Blackrock votes against over 5,000 directors as investors step up demands
Asset manager Blackrock opposed the re-election of more than 5,000 directors this year as it said investors are starting to expect more on corporate governance.
The Blackrock Investment Stewardship report for the 12 months to June 2020 found it had voted against 5,100 directors compared to nearly 4,800 the prior year.
Over 1,700 of these votes were due to a lack of director independence while 1,500 of the directors were voted down due to a lack of diversity. While there has been some progress on gender diversity, Blackrock said it expects more.
Just 55 of the 5,100 votes were for failing to meet expectations on climate risk disclosure or management. As part of a look into engagement on climate risk, Blackrock “will hold members of the relevant committee… accountable for inadequate disclosures and the business practices underlying them.”
Blackrock said investor expectations have never been higher, with a 48 per cent increase in engagements to more than 3,000 this year.
Board quality, environmental risks and corporate strategy have been central to much of the discussions, Blackrock said.
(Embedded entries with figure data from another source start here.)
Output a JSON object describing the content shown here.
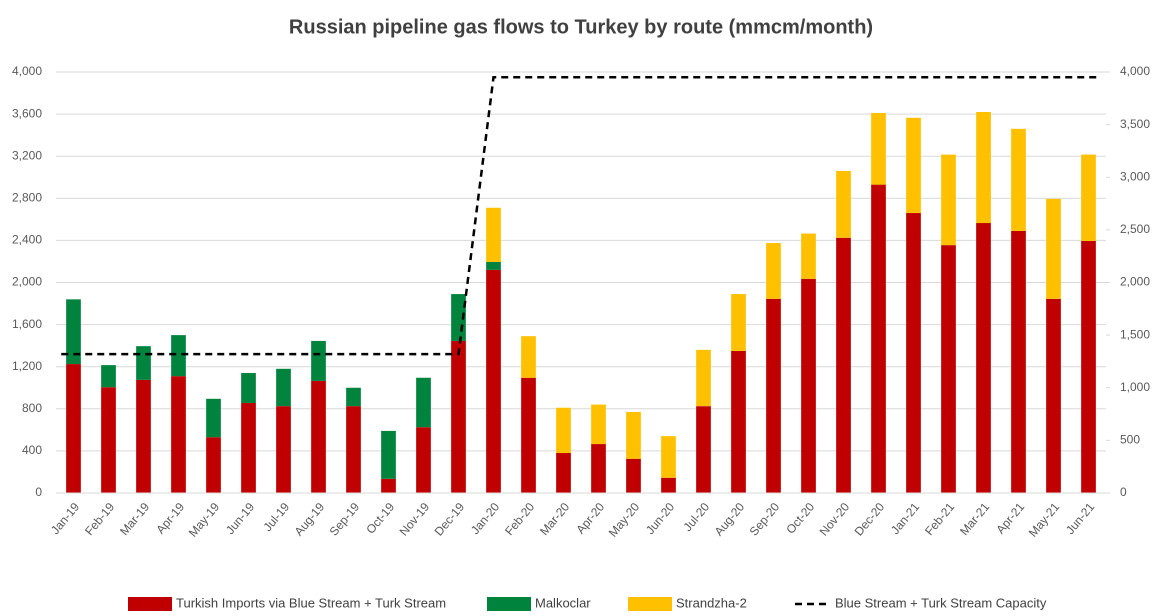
{
  "chart_data": {
    "type": "bar",
    "title": "Russian pipeline gas flows to Turkey by route (mmcm/month)",
    "categories": [
      "Jan-19",
      "Feb-19",
      "Mar-19",
      "Apr-19",
      "May-19",
      "Jun-19",
      "Jul-19",
      "Aug-19",
      "Sep-19",
      "Oct-19",
      "Nov-19",
      "Dec-19",
      "Jan-20",
      "Feb-20",
      "Mar-20",
      "Apr-20",
      "May-20",
      "Jun-20",
      "Jul-20",
      "Aug-20",
      "Sep-20",
      "Oct-20",
      "Nov-20",
      "Dec-20",
      "Jan-21",
      "Feb-21",
      "Mar-21",
      "Apr-21",
      "May-21",
      "Jun-21"
    ],
    "stacked": true,
    "grid": true,
    "legend": "bottom",
    "ylim": [
      0,
      4000
    ],
    "yticks": [
      0,
      400,
      800,
      {
        "value": 1200,
        "label": "1,200"
      },
      {
        "value": 1600,
        "label": "1,600"
      },
      {
        "value": 2000,
        "label": "2,000"
      },
      {
        "value": 2400,
        "label": "2,400"
      },
      {
        "value": 2800,
        "label": "2,800"
      },
      {
        "value": 3200,
        "label": "3,200"
      },
      {
        "value": 3600,
        "label": "3,600"
      },
      {
        "value": 4000,
        "label": "4,000"
      }
    ],
    "y2lim": [
      0,
      4000
    ],
    "y2ticks": [
      0,
      500,
      {
        "value": 1000,
        "label": "1,000"
      },
      {
        "value": 1500,
        "label": "1,500"
      },
      {
        "value": 2000,
        "label": "2,000"
      },
      {
        "value": 2500,
        "label": "2,500"
      },
      {
        "value": 3000,
        "label": "3,000"
      },
      {
        "value": 3500,
        "label": "3,500"
      },
      {
        "value": 4000,
        "label": "4,000"
      }
    ],
    "series": [
      {
        "name": "Turkish Imports via Blue Stream + Turk Stream",
        "type": "bar",
        "color": "#c00000",
        "values": [
          1225,
          1005,
          1075,
          1110,
          530,
          855,
          825,
          1065,
          825,
          135,
          625,
          1445,
          2120,
          1095,
          380,
          465,
          325,
          145,
          825,
          1350,
          1845,
          2035,
          2425,
          2930,
          2660,
          2355,
          2565,
          2490,
          1845,
          2395
        ]
      },
      {
        "name": "Malkoclar",
        "type": "bar",
        "color": "#00843d",
        "values": [
          615,
          210,
          320,
          390,
          365,
          285,
          355,
          380,
          175,
          455,
          470,
          445,
          75,
          0,
          0,
          0,
          0,
          0,
          0,
          0,
          0,
          0,
          0,
          0,
          0,
          0,
          0,
          0,
          0,
          0
        ]
      },
      {
        "name": "Strandzha-2",
        "type": "bar",
        "color": "#ffc000",
        "values": [
          0,
          0,
          0,
          0,
          0,
          0,
          0,
          0,
          0,
          0,
          0,
          0,
          515,
          395,
          430,
          375,
          445,
          395,
          535,
          540,
          530,
          430,
          635,
          680,
          905,
          860,
          1055,
          970,
          950,
          820
        ]
      },
      {
        "name": "Blue Stream + Turk Stream Capacity",
        "type": "line",
        "dashed": true,
        "axis": "y2",
        "color": "#000000",
        "values": [
          1320,
          1320,
          1320,
          1320,
          1320,
          1320,
          1320,
          1320,
          1320,
          1320,
          1320,
          1320,
          3950,
          3950,
          3950,
          3950,
          3950,
          3950,
          3950,
          3950,
          3950,
          3950,
          3950,
          3950,
          3950,
          3950,
          3950,
          3950,
          3950,
          3950
        ]
      }
    ]
  }
}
It anticipates more voting on material issues brought to the fore by the coronavirus pandemic, following the 420 engagements already undertaken this year.
“We take a firm line in holding accountable the management and boards of directors of these businesses when we do not see sufficient progress on the issues that matter in creating sustainable, long-term value for our clients, who are the ultimate owners of these companies”, global head of investment stewardship Sandy Boss said.